State lawmakers seek to restrict gifts from pharmaceutical manufacturers to providers.

A bill recently passed by the California state legislature restricts the gifts and incentives given to healthcare providers by pharmaceutical companies.

The bill, SB 790, proposed by state Sen Mike McGuire (D-2nd District- Healdsburg), was approved in the Senate by a vote of 23-13.

In April 2017, McGuire introduced the bill to regulate gifts received by providers. While this is a common practice throughout the United States, California has fallen behind on implementing safeguards to regulate gifts and incentives received from the pharmaceutical industry, according to a press release.

Although a majority of providers put their patients ahead of financial gains, McGuire said he is concerned that the gifts may change prescribing habits of branded drugs.

“This bill is all about protecting patients from overpriced prescriptions. Extensive research and exhaustive studies have shown there is a direct correlation between medical professionals who receive gifts and the prescription of expensive brand-name drugs,” McGuire said in the release. “Throughout the state, large hospitals and medical centers have realized the importance of limiting gifts from the pharma industry to doctors — it’s time the state of California bans these types of gifts and incentives, which will put patients above profits.”

The growing cost of prescription drugs has caused payers to increase the prescribing of low-cost generics opposed to branded alternatives.

Opponents to the gifts to providers argue that this can cause unnecessary branded prescriptions and drug cost increases, according to the release. However, these interactions between manufacturers and providers can also be beneficial by providing increased education about the drugs.

The bill allows the state to potentially lower drug spending, while also keeping the patient’s best interest in mind. SB 790 would restrict manufacturers from providing gifts or incentives, such as travel, consulting fees, meals, and alcohol, to providers, according to the release.

McGuire believes that the passage of this bill will reduce unnecessary prescribing among vulnerable populations, including those in the foster care system or those insured by Medicare.
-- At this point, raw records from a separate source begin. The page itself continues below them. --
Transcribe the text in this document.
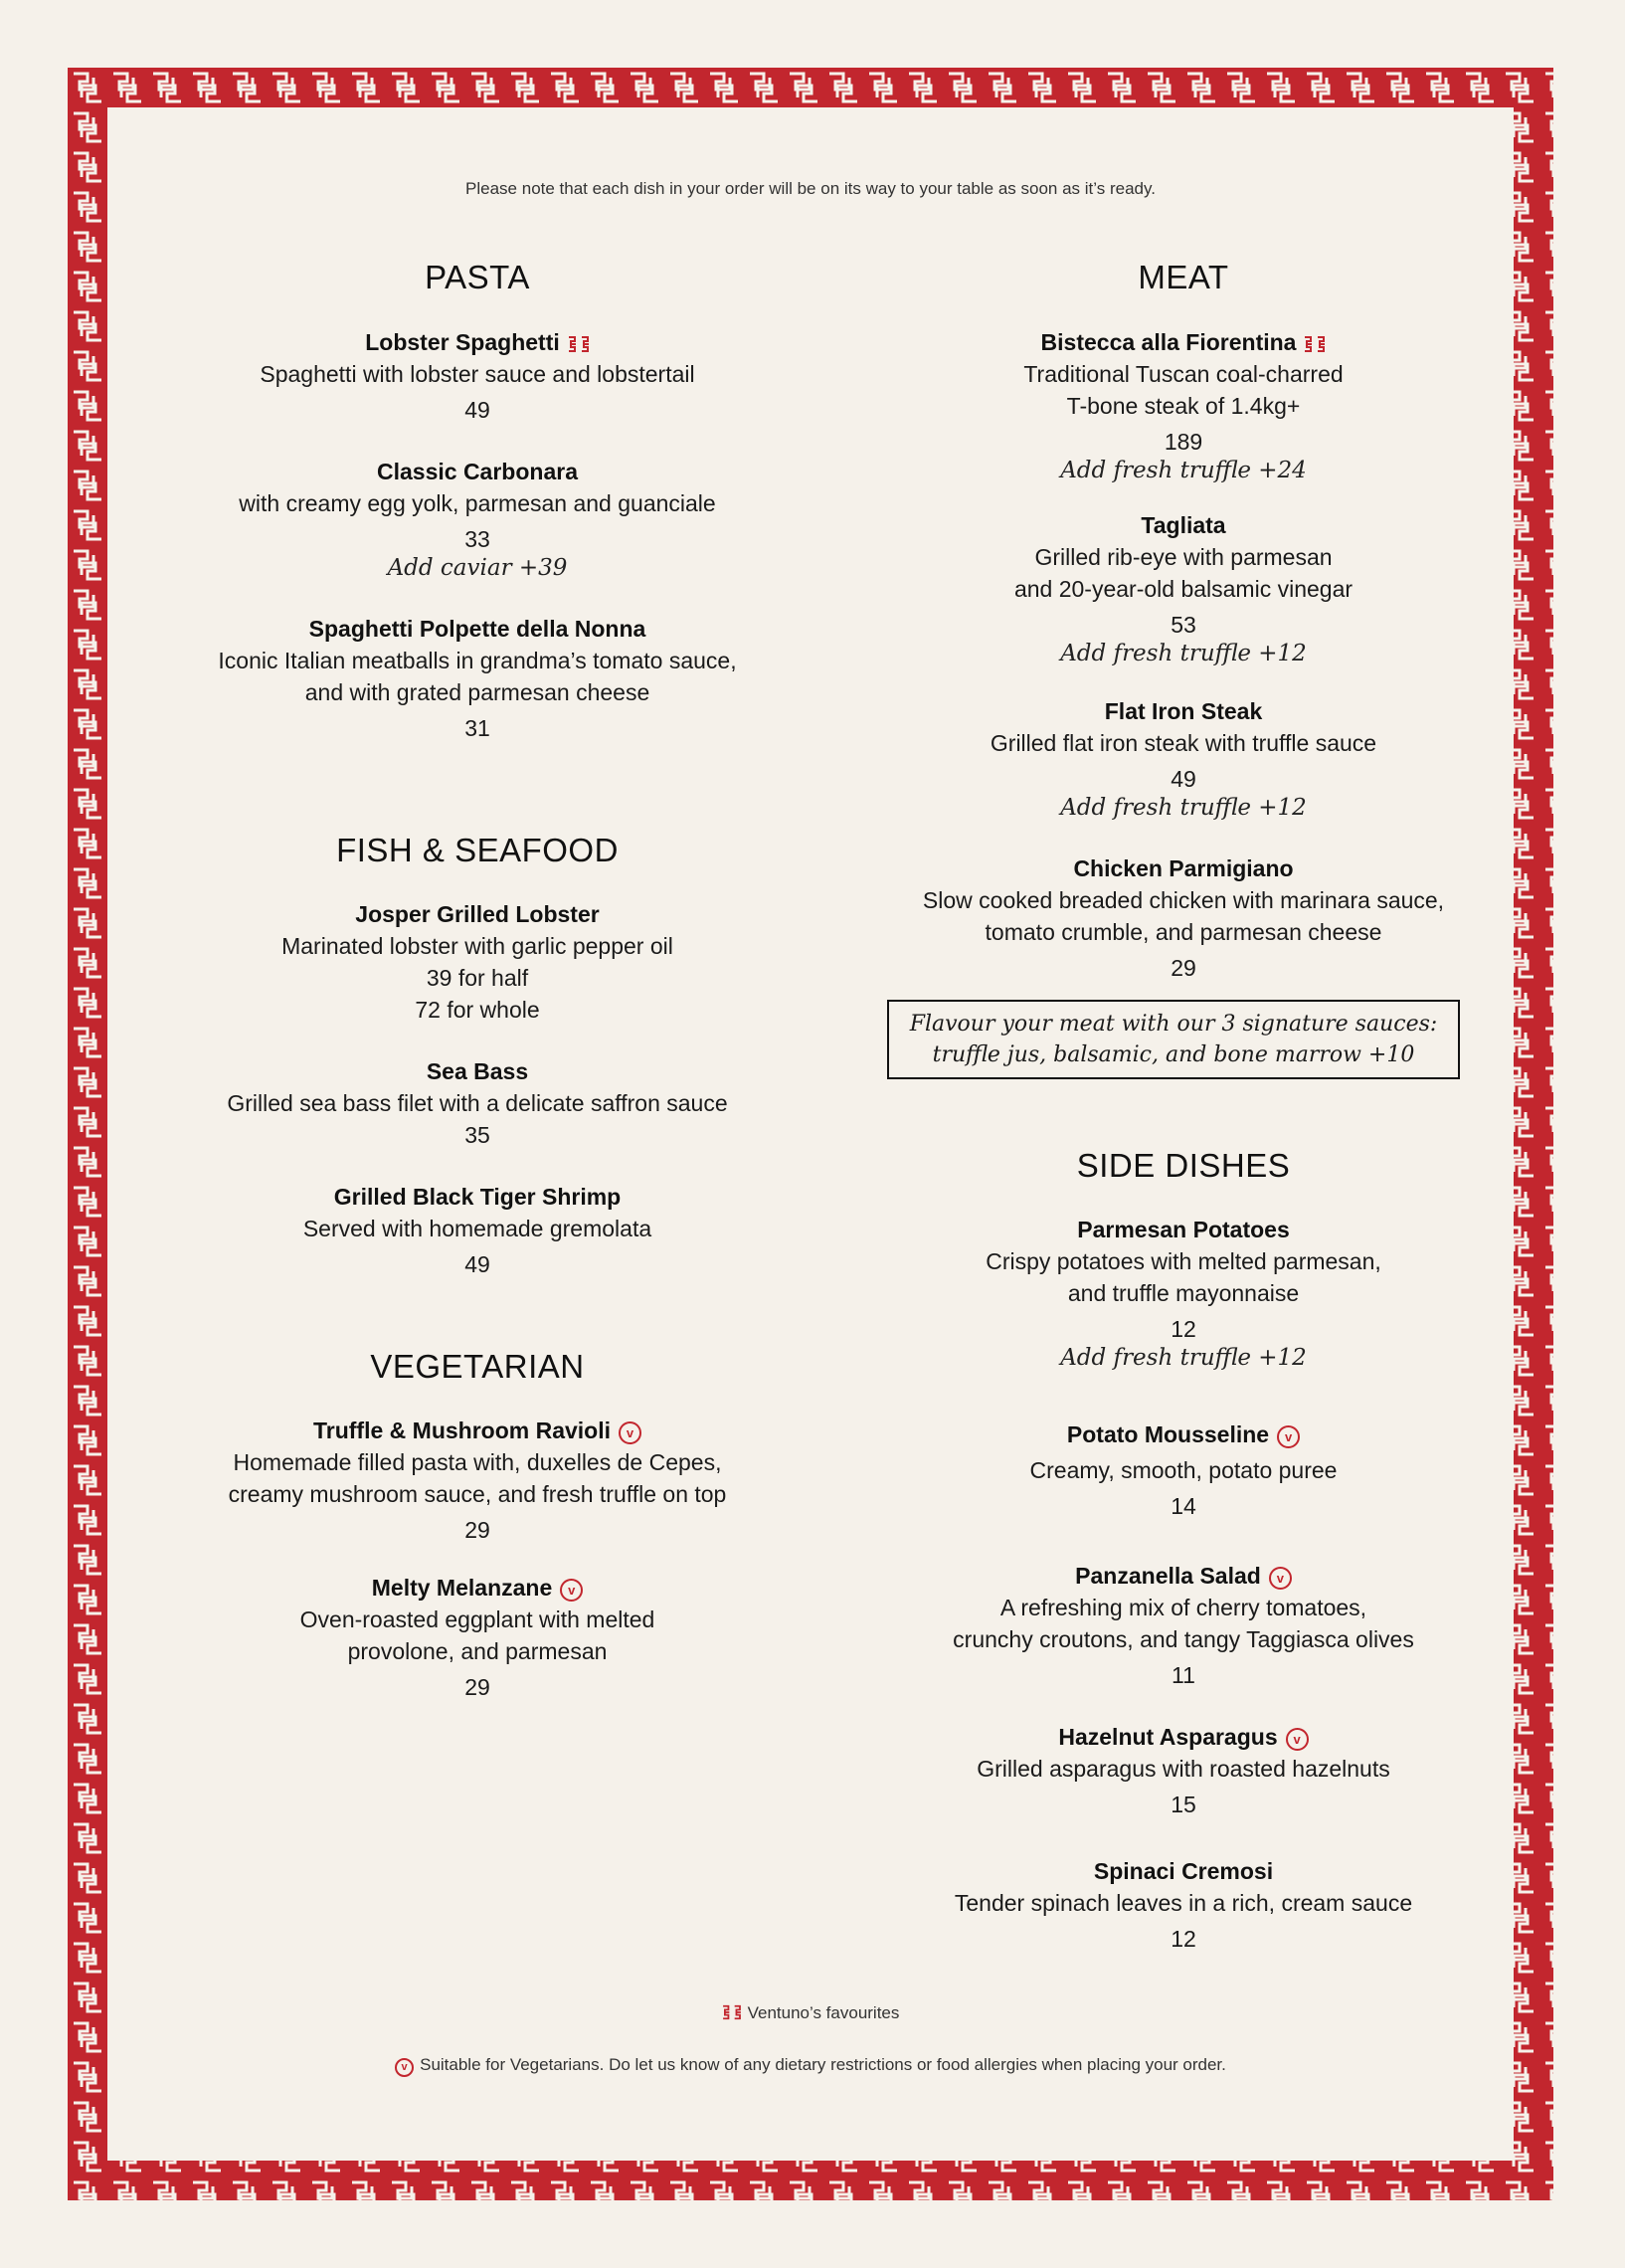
Please note that each dish in your order will be on its way to your table as soon as it’s ready.
PASTA
Lobster Spaghetti
Spaghetti with lobster sauce and lobstertail
49
Classic Carbonara
with creamy egg yolk, parmesan and guanciale
33
Add caviar +39
Spaghetti Polpette della Nonna
Iconic Italian meatballs in grandma’s tomato sauce,
and with grated parmesan cheese
31
FISH & SEAFOOD
Josper Grilled Lobster
Marinated lobster with garlic pepper oil
39 for half
72 for whole
Sea Bass
Grilled sea bass filet with a delicate saffron sauce
35
Grilled Black Tiger Shrimp
Served with homemade gremolata
49
VEGETARIAN
Truffle & Mushroom Ravioli v
Homemade filled pasta with, duxelles de Cepes,
creamy mushroom sauce, and fresh truffle on top
29
Melty Melanzane v
Oven-roasted eggplant with melted
provolone, and parmesan
29
MEAT
Bistecca alla Fiorentina
Traditional Tuscan coal-charred
T-bone steak of 1.4kg+
189
Add fresh truffle +24
Tagliata
Grilled rib-eye with parmesan
and 20-year-old balsamic vinegar
53
Add fresh truffle +12
Flat Iron Steak
Grilled flat iron steak with truffle sauce
49
Add fresh truffle +12
Chicken Parmigiano
Slow cooked breaded chicken with marinara sauce,
tomato crumble, and parmesan cheese
29
Flavour your meat with our 3 signature sauces:
truffle jus, balsamic, and bone marrow +10
SIDE DISHES
Parmesan Potatoes
Crispy potatoes with melted parmesan,
and truffle mayonnaise
12
Add fresh truffle +12
Potato Mousseline v
Creamy, smooth, potato puree
14
Panzanella Salad v
A refreshing mix of cherry tomatoes,
crunchy croutons, and tangy Taggiasca olives
11
Hazelnut Asparagus v
Grilled asparagus with roasted hazelnuts
15
Spinaci Cremosi
Tender spinach leaves in a rich, cream sauce
12
Ventuno’s favourites
v Suitable for Vegetarians. Do let us know of any dietary restrictions or food allergies when placing your order.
“I’ll be the first to say that the vast majority of physicians and medical professionals put the needs of their patients first. There’s a reason why doctors answer the call to practice medicine — to help people in their time of need,” McGuire said. “But growing evidence reveals that financial relationships between some physicians and pharmaceutical companies confirm what has been suspected – financial incentives change minds.”

Specifically, McGuire reported that prescribers in the state’s foster care system receive more than twice the amount of incentives from manufacturers compared with the typical provider. This practice caused McGuire to implement legislation to protect foster children against the over-prescription of certain drugs. However, he notes that this problem is statewide and not just present in the foster care system.

The bill will now be presented in the California State Assembly, according to the release.

“The facts are clear. Current voluntary efforts are not enough. California physicians and medical professionals lead the nation in the number of gifts taken, over $1.4 billion in 2014,” McGuire concluded. “SB 790 will curb financial payments, gifts and incentives to medical professionals and help drive down the skyrocketing costs of prescription drugs for millions in California.”